株式会社チュチュアンナが、データ分析基盤の構築にあたり、ウイングアーク1st株式会社によるデータ分析基盤「Dr.Sum」とBIダッシュボード「MotionBoard」を直営約250店舗に導入しました。
女性用靴下やインナーウェアの企画・販売を手がけるチュチュアンナは、国内外に約450の直営店舗・フランチャイズ店舗のほか、ECサイトも運営しています。小売事業では、取扱商品の点数が多く短いサイクルで新商品が追加されるほか、店舗ごとに商品ラインアップを最適化する必要があり、各所在庫の適正な管理が求められていました。

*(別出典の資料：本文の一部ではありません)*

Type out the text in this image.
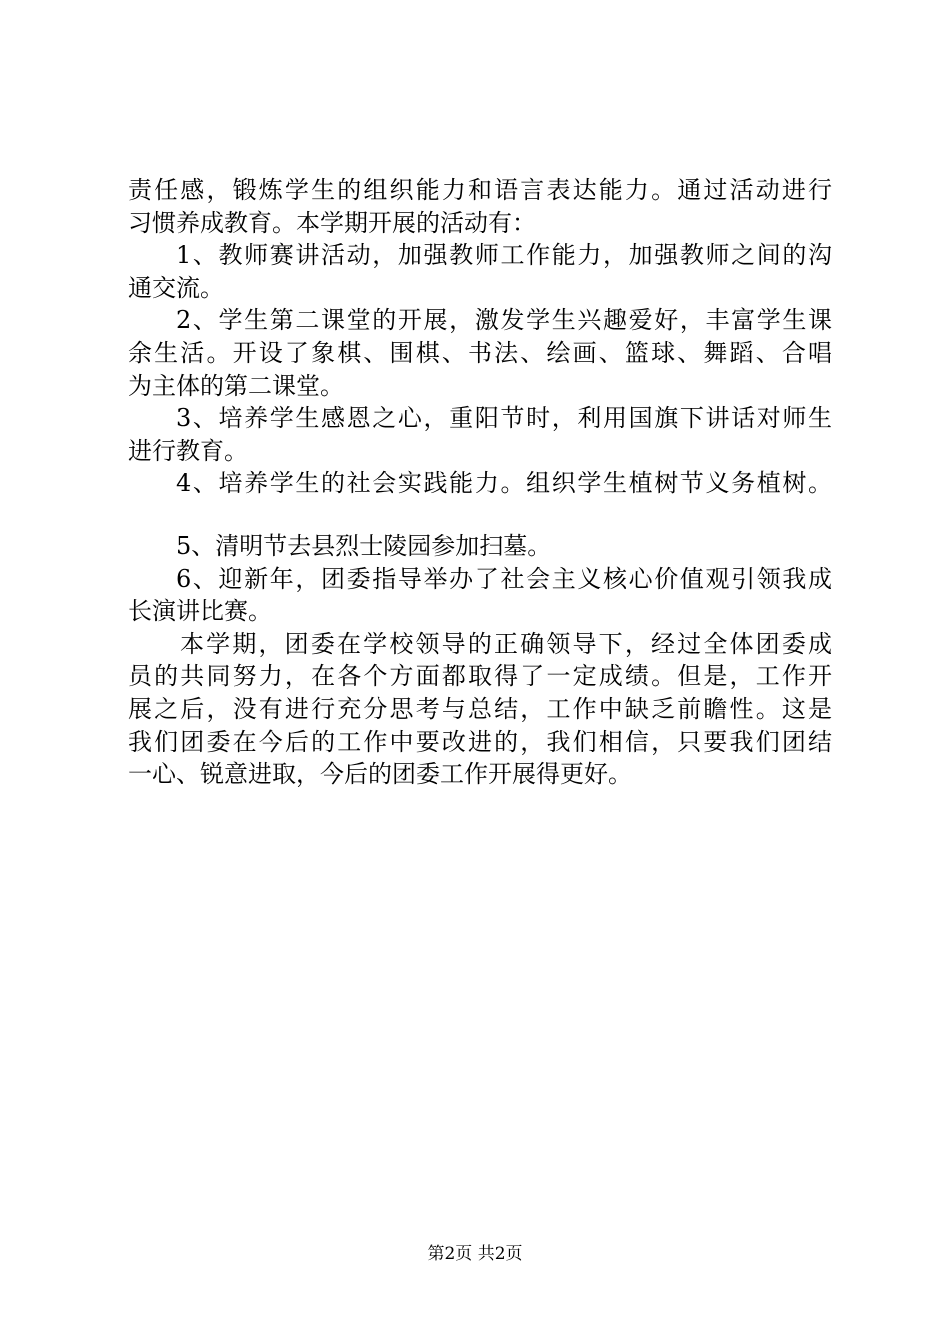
责任感，锻炼学生的组织能力和语言表达能力。通过活动进行
习惯养成教育。本学期开展的活动有：
1、教师赛讲活动，加强教师工作能力，加强教师之间的沟
通交流。
2、学生第二课堂的开展，激发学生兴趣爱好，丰富学生课
余生活。开设了象棋、围棋、书法、绘画、篮球、舞蹈、合唱
为主体的第二课堂。
3、培养学生感恩之心，重阳节时，利用国旗下讲话对师生
进行教育。
4、培养学生的社会实践能力。组织学生植树节义务植树。
5、清明节去县烈士陵园参加扫墓。
6、迎新年，团委指导举办了社会主义核心价值观引领我成
长演讲比赛。
本学期，团委在学校领导的正确领导下，经过全体团委成
员的共同努力，在各个方面都取得了一定成绩。但是，工作开
展之后，没有进行充分思考与总结，工作中缺乏前瞻性。这是
我们团委在今后的工作中要改进的，我们相信，只要我们团结
一心、锐意进取，今后的团委工作开展得更好。
第2页 共2页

従来のデータ活用基盤が定型的な分析を想定した仕組みであったため、新しいデータ分析ニーズに対応するのに時間がかかり、店舗でのデータ分析と活用が進まず、経験と勘に頼った運営が行われていました。そこで、誰でもできるマーチャンダイジング(MD)の実現を目指してDr.SumとMotionBoardを採用し、在庫管理精度の向上を図る新たなデータ分析基盤を構築しました。

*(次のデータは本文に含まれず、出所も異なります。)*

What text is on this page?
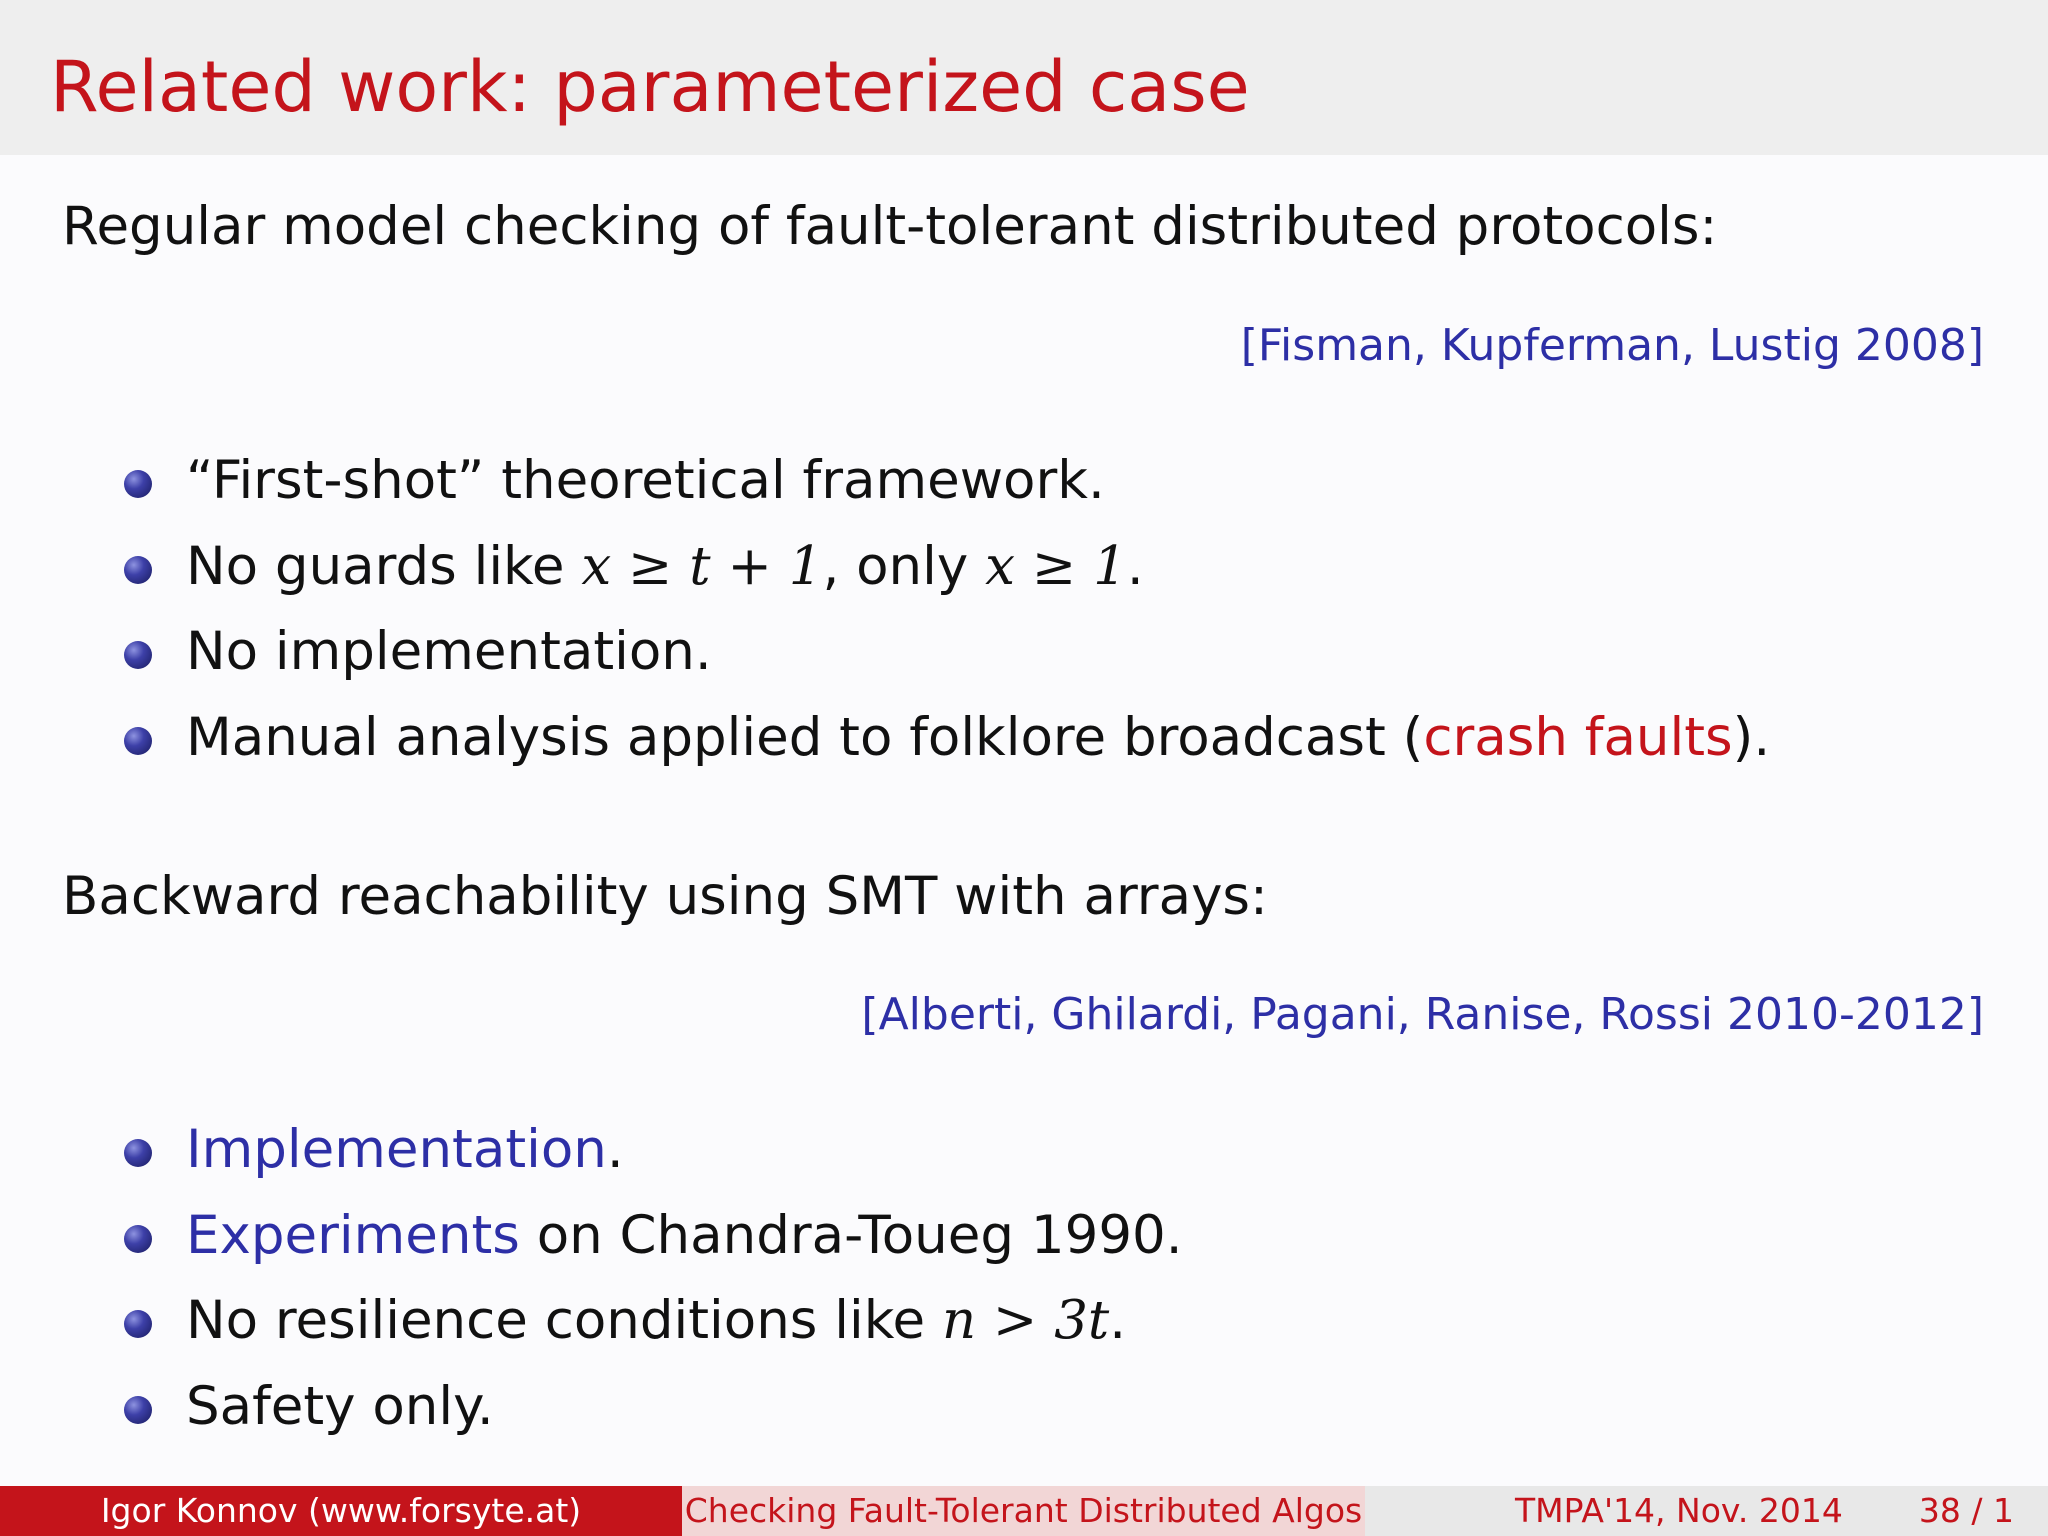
Related work: parameterized case
Regular model checking of fault-tolerant distributed protocols:
[Fisman, Kupferman, Lustig 2008]
“First-shot” theoretical framework.
No guards like x ≥ t + 1, only x ≥ 1.
No implementation.
Manual analysis applied to folklore broadcast (crash faults).
Backward reachability using SMT with arrays:
[Alberti, Ghilardi, Pagani, Ranise, Rossi 2010-2012]
Implementation.
Experiments on Chandra-Toueg 1990.
No resilience conditions like n > 3t.
Safety only.
Igor Konnov (www.forsyte.at)	Checking Fault-Tolerant Distributed Algos	TMPA'14, Nov. 2014 38 / 1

導入の結果、過去3年分の売上データ約1億5千万レコードや約30万SKU分の在庫データが統合され、商品別、エリア別の週間の売上実績を前年比、前週比で可視化できるようになりました。データ取得のスピードは、2分から2~3秒へと最大60倍の高速化を実現。新しいデータ分析ニーズにも、柔軟に対応できる環境が整いました。
商品部では、データをExcelやWebブラウザーで扱うための「Dr.Sum Datalizer」を使ってアイテムを素材や靴下丈の長さといった要素でドリルダウンし、それぞれのトレンドを分析。データに基づく仕入、在庫の調整や管理が可能となり、各所在庫を適正に保てるようになりました。2024年9月にはMotionBoardを導入し、各店舗の店長は自店舗の状況をダッシュボード上から確認できるようになっています。

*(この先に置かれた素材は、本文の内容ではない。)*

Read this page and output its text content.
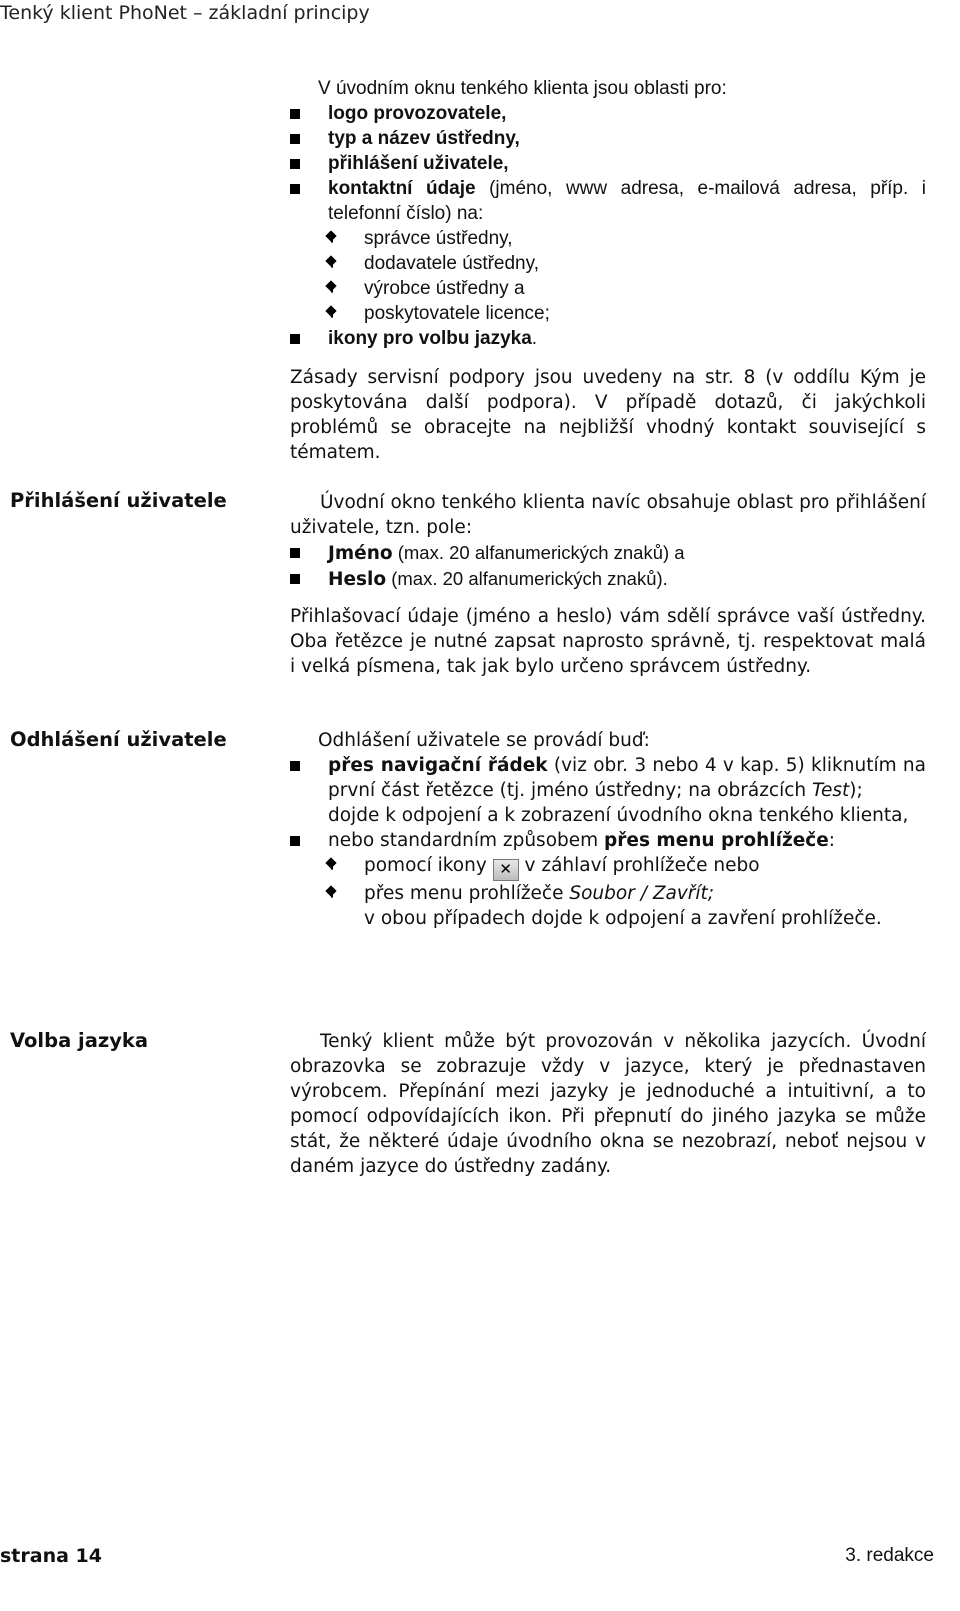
Tenký klient PhoNet – základní principy
V úvodním oknu tenkého klienta jsou oblasti pro:
logo provozovatele,
typ a název ústředny,
přihlášení uživatele,
kontaktní údaje (jméno, www adresa, e-mailová adresa, příp. i telefonní číslo) na:
správce ústředny,
dodavatele ústředny,
výrobce ústředny a
poskytovatele licence;
ikony pro volbu jazyka.
Zásady servisní podpory jsou uvedeny na str. 8 (v oddílu Kým je poskytována další podpora). V případě dotazů, či jakýchkoli problémů se obracejte na nejbližší vhodný kontakt související s tématem.
Přihlášení uživatele	Úvodní okno tenkého klienta navíc obsahuje oblast pro přihlášení uživatele, tzn. pole:
Jméno (max. 20 alfanumerických znaků) a
Heslo (max. 20 alfanumerických znaků).
Přihlašovací údaje (jméno a heslo) vám sdělí správce vaší ústředny. Oba řetězce je nutné zapsat naprosto správně, tj. respektovat malá i velká písmena, tak jak bylo určeno správcem ústředny.
Odhlášení uživatele	Odhlášení uživatele se provádí buď:
přes navigační řádek (viz obr. 3 nebo 4 v kap. 5) kliknutím na první část řetězce (tj. jméno ústředny; na obrázcích Test);
dojde k odpojení a k zobrazení úvodního okna tenkého klienta,
nebo standardním způsobem přes menu prohlížeče:
pomocí ikony ✕ v záhlaví prohlížeče nebo
přes menu prohlížeče Soubor / Zavřít;
v obou případech dojde k odpojení a zavření prohlížeče.
Volba jazyka	Tenký klient může být provozován v několika jazycích. Úvodní obrazovka se zobrazuje vždy v jazyce, který je přednastaven výrobcem. Přepínání mezi jazyky je jednoduché a intuitivní, a to pomocí odpovídajících ikon. Při přepnutí do jiného jazyka se může stát, že některé údaje úvodního okna se nezobrazí, neboť nejsou v daném jazyce do ústředny zadány.
strana 14	3. redakce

現在は、店舗前のカメラを用いて通行量と入店数から入店率を割り出し、POSデータと合わせてマーケティング施策を検証するなどデータの利用を進めています。今後チュチュアンナは、データ分析・活用を一層高度化させ、需要予測や在庫管理の精緻化、顧客理解の深化に役立てていく方針です。
新たなデータ分析基盤の構築より、チュチュアンナは商品の流行や販売要件の変化が激しい状況下でも、データに基づいた迅速な意思決定と効率的な在庫管理が可能となりました。小売業界におけるデータ活用の事例として、今後の成果が注目されます。